Princess Marie of Edinburgh, more commonly known as Marie of Romania (Marie Alexandra Victoria; 29 October 1875 – 18 July 1938), was the last Queen consort of Romania as the wife of King Ferdinand I.
Born into the British royal family, she was titled Princess Marie of Edinburgh at birth. Her parents were Prince Alfred, Duke of Edinburgh and Grand Duchess Maria Alexandrovna of Russia. Marie's early years were spent in Kent, Malta and Coburg. After refusing a proposal from her cousin, the future King George V, she was chosen as the future wife of Crown Prince Ferdinand of Romania, the heir apparent of King Carol I, in 1892. Marie was Crown Princess between 1893 and 1914, and became immediately popular with the Romanian people. Marie had controlled her weak-willed husband even before his ascension in 1914, prompting a Canadian newspaper to state that "few royal consorts have wielded greater influence than did Queen Marie during the reign of her husband".

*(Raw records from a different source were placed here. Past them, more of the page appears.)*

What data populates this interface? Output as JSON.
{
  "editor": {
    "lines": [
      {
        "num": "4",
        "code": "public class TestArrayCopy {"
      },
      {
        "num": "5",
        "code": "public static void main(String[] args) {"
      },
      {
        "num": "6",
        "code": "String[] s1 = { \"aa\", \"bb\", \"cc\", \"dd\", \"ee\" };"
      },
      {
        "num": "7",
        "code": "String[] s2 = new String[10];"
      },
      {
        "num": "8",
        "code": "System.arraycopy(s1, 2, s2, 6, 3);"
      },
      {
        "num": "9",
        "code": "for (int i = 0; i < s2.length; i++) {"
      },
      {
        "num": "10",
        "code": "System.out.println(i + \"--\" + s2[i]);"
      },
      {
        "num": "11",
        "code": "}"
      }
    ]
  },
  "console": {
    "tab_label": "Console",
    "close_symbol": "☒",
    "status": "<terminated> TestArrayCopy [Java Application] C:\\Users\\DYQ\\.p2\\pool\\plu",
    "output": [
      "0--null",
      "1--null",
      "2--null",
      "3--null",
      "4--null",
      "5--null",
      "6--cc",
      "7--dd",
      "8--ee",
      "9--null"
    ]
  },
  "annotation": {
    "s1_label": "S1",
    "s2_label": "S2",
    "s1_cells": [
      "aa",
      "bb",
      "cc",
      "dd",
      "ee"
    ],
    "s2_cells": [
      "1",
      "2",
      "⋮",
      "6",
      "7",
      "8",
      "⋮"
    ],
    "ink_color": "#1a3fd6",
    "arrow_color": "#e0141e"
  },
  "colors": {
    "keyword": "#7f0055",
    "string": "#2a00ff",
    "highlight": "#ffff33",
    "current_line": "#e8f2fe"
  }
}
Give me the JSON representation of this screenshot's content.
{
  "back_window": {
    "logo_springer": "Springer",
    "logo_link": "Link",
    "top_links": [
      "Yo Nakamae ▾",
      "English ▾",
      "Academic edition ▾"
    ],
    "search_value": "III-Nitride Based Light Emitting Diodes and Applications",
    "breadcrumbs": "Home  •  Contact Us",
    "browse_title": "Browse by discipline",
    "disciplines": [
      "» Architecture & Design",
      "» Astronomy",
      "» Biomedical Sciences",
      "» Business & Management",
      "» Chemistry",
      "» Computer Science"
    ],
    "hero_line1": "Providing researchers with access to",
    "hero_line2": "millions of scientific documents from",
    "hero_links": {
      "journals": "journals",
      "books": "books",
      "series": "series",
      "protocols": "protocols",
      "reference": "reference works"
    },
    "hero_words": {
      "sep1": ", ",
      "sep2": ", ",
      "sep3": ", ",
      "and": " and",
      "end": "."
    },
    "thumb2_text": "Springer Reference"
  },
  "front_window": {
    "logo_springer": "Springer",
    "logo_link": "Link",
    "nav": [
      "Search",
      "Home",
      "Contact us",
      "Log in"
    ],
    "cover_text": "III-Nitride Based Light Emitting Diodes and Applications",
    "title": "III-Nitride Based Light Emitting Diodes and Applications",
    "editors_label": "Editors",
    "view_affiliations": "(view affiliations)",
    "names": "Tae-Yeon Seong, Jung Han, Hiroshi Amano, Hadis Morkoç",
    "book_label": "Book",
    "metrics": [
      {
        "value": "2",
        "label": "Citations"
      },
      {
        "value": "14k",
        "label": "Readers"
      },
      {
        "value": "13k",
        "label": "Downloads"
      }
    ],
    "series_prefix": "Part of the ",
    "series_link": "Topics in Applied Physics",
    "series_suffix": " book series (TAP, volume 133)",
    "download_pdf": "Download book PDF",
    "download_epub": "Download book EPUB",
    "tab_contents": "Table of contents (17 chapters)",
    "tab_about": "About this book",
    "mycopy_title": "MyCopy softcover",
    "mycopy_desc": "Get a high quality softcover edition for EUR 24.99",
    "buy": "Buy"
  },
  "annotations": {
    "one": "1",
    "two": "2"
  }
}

After the outbreak of World War I, Marie urged Ferdinand to ally himself with theTriple Entente and declare war on Germany, which he eventually did in 1916. During the early stages of fighting, Bucharest was occupied by the Central Powers and Marie, Ferdinand and their five children took refuge in Moldavia. There, she and her three daughters acted as nurses in military hospitals, caring for soldiers who were wounded or afflicted by cholera. On 1 December 1918, the province of Transylvania, following Bessarabia and Bukovina, united with the Old Kingdom. Marie, now Queen consort of Greater Romania, attended the Paris Peace Conference of 1919, where she campaigned for international recognition of the enlarged Romania. In 1922, she and Ferdinand were crowned in a specially-built cathedral in the ancient city of Alba Iulia, in an elaborate ceremony which mirrored their status as queen and king of a united state.
As queen, she was very popular, both in Romania and abroad. In 1926, Marie and two of her children undertook a diplomatic tour of the United States. They were received enthusiastically by the people and visited several cities before returning to Romania. There, Marie found that Ferdinand was gravely ill and he died a few months later. Now queen dowager, Marie refused to be part of the regency council which reigned over the country under the minority of her grandson, King Michael. In 1930, Marie's eldest son Carol, who had waived his rights to succession, deposed his son and usurped the throne, becoming King Carol II. He removed Marie from the political scene and strived to crush her popularity. As a result, Marie moved away from Bucharest and spent the rest of her life either in the countryside, or at her home by the Black Sea. In 1937, she became ill with cirrhosis and died the following year.
Following Romania's transition to a Socialist Republic, the monarchy was excoriated by communist officials. Several biographies of the royal family described Marie either as a drunkard or as a promiscuous woman, referring to her many alleged affairs and to orgies she had supposedly organised before and during the war. In the years preceding the Romanian Revolution of 1989, Marie's popularity recovered and she was offered as a model of patriotism to the population. Marie is primarily remembered for her work as a nurse, but is also known for her extensive writing, including her critically acclaimed autobiography.